His interest in religion brought him to Harvard Divinity School at a time when Cambridge was in a state of ferment. Stockman became estranged from what he calls the "nihilistic radicalism" of the period. He found refuge as a live-in babysitter for Daniel P. Moynihan, then a Cambridge-Washington commuter while serving as an adviser to Richard Nixon. At home on weekends, Moynihan, now a U.S. Senator from New York, treated graduate students to brandy-spiced evenings of political conversation. "I became Moynihanized," Stockman says. "I was looking for an alternative viewpoint that was respectable, while being anti-left."

Politics replaced theology as his obsession, and in 1970, Stockman abandoned his pursuit of a doctorate to join Congressman John Anderson's office in Washington. He soon became a senior adviser on fiscal affairs, learning his economics chiefly from literature of the American Enterprise Institute, a conservative think tank in Washington, and the works of right-wing economists. In 1976 he went home to Michigan to win his own seat in Congress.

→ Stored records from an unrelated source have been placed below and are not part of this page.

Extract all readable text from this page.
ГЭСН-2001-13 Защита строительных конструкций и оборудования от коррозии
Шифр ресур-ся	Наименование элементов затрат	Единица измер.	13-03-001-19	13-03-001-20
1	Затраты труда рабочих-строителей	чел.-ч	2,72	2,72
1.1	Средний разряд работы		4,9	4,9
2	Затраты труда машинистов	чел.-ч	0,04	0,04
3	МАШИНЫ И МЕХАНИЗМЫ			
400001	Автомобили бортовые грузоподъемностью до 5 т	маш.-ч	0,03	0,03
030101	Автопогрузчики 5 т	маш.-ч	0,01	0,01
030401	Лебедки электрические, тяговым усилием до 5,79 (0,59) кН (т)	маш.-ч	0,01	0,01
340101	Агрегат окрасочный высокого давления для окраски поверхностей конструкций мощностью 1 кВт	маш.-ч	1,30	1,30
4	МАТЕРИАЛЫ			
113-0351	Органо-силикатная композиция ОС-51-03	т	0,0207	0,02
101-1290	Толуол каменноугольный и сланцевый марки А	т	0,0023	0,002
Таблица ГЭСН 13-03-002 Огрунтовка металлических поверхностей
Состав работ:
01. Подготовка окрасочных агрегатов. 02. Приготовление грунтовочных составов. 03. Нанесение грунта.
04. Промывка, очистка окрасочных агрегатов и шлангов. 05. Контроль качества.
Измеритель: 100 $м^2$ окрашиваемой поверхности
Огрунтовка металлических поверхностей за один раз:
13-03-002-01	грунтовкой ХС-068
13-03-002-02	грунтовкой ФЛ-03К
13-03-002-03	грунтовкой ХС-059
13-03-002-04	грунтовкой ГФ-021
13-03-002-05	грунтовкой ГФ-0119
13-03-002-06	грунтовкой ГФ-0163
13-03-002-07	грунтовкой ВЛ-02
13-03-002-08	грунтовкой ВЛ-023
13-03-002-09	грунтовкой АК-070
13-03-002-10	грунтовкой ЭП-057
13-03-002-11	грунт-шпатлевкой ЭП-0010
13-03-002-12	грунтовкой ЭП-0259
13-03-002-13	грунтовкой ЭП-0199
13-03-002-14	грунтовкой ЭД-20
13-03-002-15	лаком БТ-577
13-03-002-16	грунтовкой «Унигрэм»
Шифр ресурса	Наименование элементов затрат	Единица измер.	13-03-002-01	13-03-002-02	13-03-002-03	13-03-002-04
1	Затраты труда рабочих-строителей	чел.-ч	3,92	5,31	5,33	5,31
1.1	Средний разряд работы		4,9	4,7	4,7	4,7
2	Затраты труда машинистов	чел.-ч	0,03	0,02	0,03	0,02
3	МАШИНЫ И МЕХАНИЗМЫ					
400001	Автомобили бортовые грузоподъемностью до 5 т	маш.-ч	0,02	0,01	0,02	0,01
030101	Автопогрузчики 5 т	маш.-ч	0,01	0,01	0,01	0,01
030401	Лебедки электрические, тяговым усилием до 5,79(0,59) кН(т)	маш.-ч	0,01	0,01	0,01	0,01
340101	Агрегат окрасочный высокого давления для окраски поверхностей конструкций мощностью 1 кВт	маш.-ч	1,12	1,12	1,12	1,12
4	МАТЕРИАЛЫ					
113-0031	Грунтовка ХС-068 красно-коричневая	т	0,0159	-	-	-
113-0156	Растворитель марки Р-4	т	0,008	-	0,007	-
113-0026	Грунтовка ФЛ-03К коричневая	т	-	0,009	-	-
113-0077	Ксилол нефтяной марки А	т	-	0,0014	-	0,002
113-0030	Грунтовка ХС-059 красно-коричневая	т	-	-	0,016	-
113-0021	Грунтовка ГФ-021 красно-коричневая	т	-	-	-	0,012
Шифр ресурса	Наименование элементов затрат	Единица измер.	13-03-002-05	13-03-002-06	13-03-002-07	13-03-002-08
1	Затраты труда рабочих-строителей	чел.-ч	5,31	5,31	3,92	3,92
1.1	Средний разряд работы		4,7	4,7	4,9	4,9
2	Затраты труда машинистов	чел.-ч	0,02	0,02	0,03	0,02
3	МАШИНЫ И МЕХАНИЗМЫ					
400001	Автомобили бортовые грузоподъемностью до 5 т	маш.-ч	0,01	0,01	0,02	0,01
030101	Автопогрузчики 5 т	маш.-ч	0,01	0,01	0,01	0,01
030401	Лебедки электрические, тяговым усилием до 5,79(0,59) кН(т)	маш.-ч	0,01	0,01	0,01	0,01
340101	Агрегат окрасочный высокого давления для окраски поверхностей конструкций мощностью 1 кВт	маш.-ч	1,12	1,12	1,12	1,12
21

Then, last year, came a novel opportunity: he was asked to impersonate Anderson as Reagan prepared for their debate in September. The assertive young Congressman was an excellent sparring partner. Among other things, he accused Reagan of wanting to "throw open the door of Alaska to allow the rape of our last frontier" and of being unconcerned about acid rain. Against such thrusts, Reagan practiced calm parries. He responded to Stockman by saying, "Well, you know, John, I think you need a gas mask."

Stockman was campaigning in his south Michigan district the following month when he received an urgent call for a rematch. Now he was to impersonate Carter as Reagan rehearsed for the campaign's pivotal debate. Said Reagan, after that encounter: "I lost every practice debate with Stockman. After him, Anderson and Carter were a piece of cake." At Thanksgiving, the President-elect phoned to tell Stockman: "David, I've been looking for a way to get even. I think I'll send you to OMB."

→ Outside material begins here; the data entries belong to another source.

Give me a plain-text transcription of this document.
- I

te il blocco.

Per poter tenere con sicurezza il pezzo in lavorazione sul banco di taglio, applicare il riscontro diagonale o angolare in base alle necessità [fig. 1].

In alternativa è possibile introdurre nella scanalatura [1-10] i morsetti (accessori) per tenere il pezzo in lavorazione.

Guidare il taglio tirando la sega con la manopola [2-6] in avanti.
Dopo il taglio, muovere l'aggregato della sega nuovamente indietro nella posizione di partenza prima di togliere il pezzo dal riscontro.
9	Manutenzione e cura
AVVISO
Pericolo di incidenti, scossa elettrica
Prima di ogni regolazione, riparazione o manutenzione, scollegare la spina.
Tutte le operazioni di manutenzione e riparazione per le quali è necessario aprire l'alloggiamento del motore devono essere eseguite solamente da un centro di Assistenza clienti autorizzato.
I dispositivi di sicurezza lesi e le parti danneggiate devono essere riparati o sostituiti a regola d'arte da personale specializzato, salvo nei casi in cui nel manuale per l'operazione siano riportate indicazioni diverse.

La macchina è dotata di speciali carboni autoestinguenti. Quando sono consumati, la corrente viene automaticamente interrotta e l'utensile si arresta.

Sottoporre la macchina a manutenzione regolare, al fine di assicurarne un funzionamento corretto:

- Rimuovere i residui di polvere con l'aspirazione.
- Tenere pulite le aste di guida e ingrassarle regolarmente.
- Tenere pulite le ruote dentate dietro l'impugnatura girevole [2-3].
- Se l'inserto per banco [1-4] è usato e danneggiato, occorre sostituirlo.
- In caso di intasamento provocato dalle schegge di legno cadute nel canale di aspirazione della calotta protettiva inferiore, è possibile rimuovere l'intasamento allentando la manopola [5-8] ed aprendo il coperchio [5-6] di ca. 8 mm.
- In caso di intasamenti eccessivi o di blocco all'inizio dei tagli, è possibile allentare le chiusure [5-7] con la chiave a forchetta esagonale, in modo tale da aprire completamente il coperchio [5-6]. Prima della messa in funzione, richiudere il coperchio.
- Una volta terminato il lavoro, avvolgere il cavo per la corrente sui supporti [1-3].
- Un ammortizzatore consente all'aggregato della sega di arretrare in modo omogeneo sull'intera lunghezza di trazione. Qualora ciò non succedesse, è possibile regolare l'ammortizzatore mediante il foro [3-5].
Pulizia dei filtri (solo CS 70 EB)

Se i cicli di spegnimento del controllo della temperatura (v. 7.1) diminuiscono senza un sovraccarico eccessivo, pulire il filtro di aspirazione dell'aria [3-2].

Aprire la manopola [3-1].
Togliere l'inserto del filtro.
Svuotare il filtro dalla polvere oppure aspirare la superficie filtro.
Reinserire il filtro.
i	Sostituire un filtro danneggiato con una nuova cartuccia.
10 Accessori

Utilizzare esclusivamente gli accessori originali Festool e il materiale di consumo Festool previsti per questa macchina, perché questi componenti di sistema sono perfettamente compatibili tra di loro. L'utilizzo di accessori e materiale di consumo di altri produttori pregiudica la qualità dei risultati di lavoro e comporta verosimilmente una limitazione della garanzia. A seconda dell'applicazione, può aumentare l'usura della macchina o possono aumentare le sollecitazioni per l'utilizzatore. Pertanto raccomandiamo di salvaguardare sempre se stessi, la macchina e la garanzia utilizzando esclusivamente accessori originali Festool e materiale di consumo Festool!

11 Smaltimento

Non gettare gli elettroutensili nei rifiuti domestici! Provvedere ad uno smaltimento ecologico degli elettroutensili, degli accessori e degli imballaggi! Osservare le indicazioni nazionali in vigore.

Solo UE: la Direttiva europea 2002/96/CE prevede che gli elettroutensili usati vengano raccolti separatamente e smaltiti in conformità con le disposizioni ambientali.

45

Of all the Administration's senior officials, Stockman is clearly the boldest and the most ideological. He often uses sweeping, strident language, as when he called the federal budget an "automatic coast-to-coast soup line." He revels in taking unpopular positions and shows disdain for most economists: "They've been dead wrong, persistently." While he wants the Government to reduce most social welfare programs drastically, he would make even deeper cuts in subsidies for business interests and agriculture. Though Republicans generally blame most of the economy's present difficulties on Democratic folly, Stockman believes that one of the most damaging moves of the past decade was Nixon's decision in 1971 to end gold convertibility. Says Stockman: "That created the conditions for rampant production of paper money all around the world."

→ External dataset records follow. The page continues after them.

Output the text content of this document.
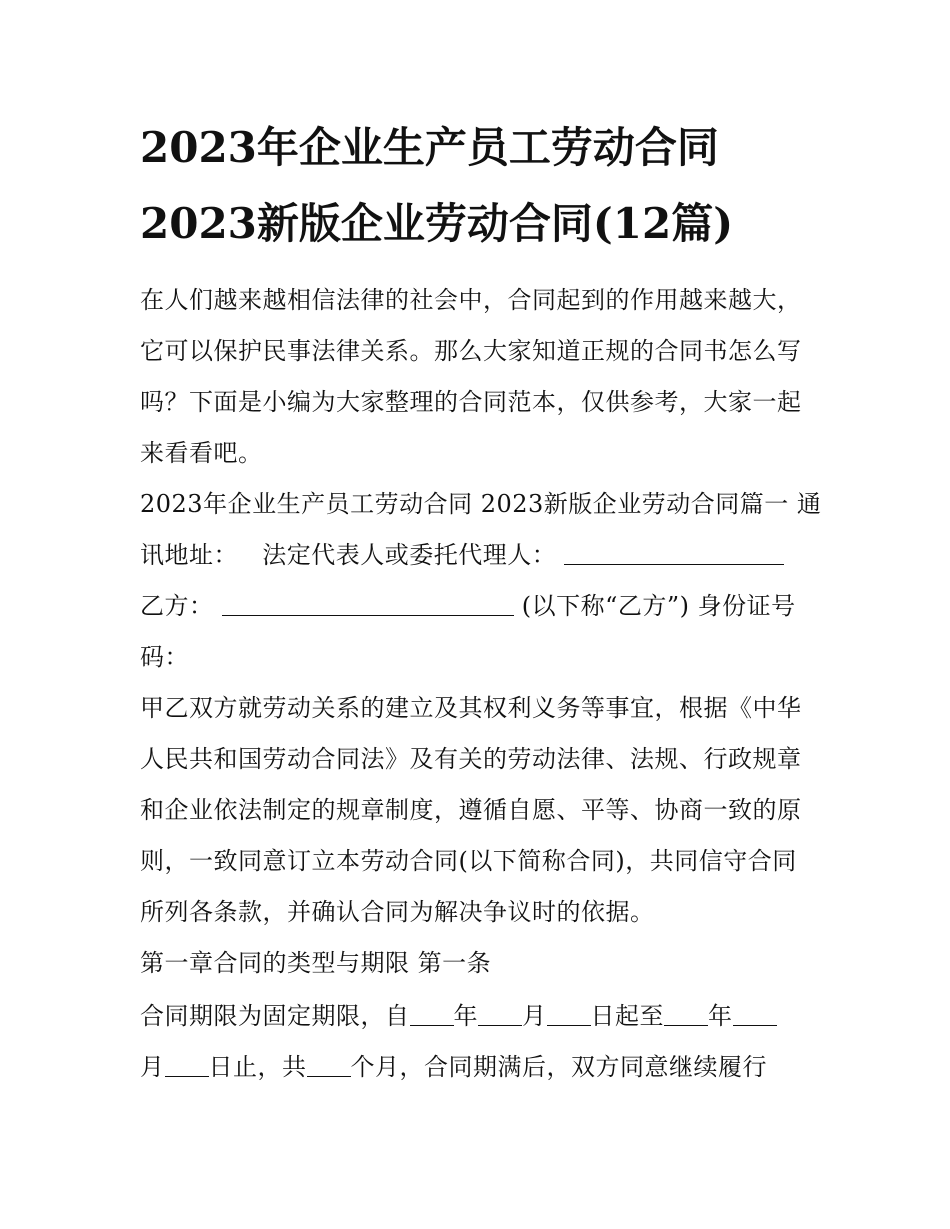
2023年企业生产员工劳动合同
2023新版企业劳动合同(12篇)
在人们越来越相信法律的社会中，合同起到的作用越来越大，
它可以保护民事法律关系。那么大家知道正规的合同书怎么写
吗？下面是小编为大家整理的合同范本，仅供参考，大家一起
来看看吧。
2023年企业生产员工劳动合同 2023新版企业劳动合同篇一 通
讯地址： 法定代表人或委托代理人：
乙方：	(以下称“乙方”) 身份证号
码：
甲乙双方就劳动关系的建立及其权利义务等事宜，根据《中华
人民共和国劳动合同法》及有关的劳动法律、法规、行政规章
和企业依法制定的规章制度，遵循自愿、平等、协商一致的原
则，一致同意订立本劳动合同(以下简称合同)，共同信守合同
所列各条款，并确认合同为解决争议时的依据。
第一章合同的类型与期限 第一条
合同期限为固定期限，自 年 月 日起至 年
月 日止，共 个月，合同期满后，双方同意继续履行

Reagan has admonished his Cabinet to avoid timidity, but a few members are wondering if Stockman takes that order too far in acting as the cutting edge of Reagan's economic policies. Says one White House official: "We're hearing gripes from some of the department heads." Reagan's confidence in Stockman is high enough to create a little jealousy on the part of new department heads who know less about their programs and budgets than the youngster who has been studying the budget ever since he joined Anderson's staff. When Reagan watches Stockman perform at private meetings, says one participant, "the President gets that pleased smile that says 'This guy's really got it.'

Washington is wondering how long Stockman can keep "it." Reagan's trust in his lightning rod could weaken if it is struck too often. In the budget battles that lie ahead, what could damage Stockman most is his determination to be more of a Reaganite than Ronald Reagan.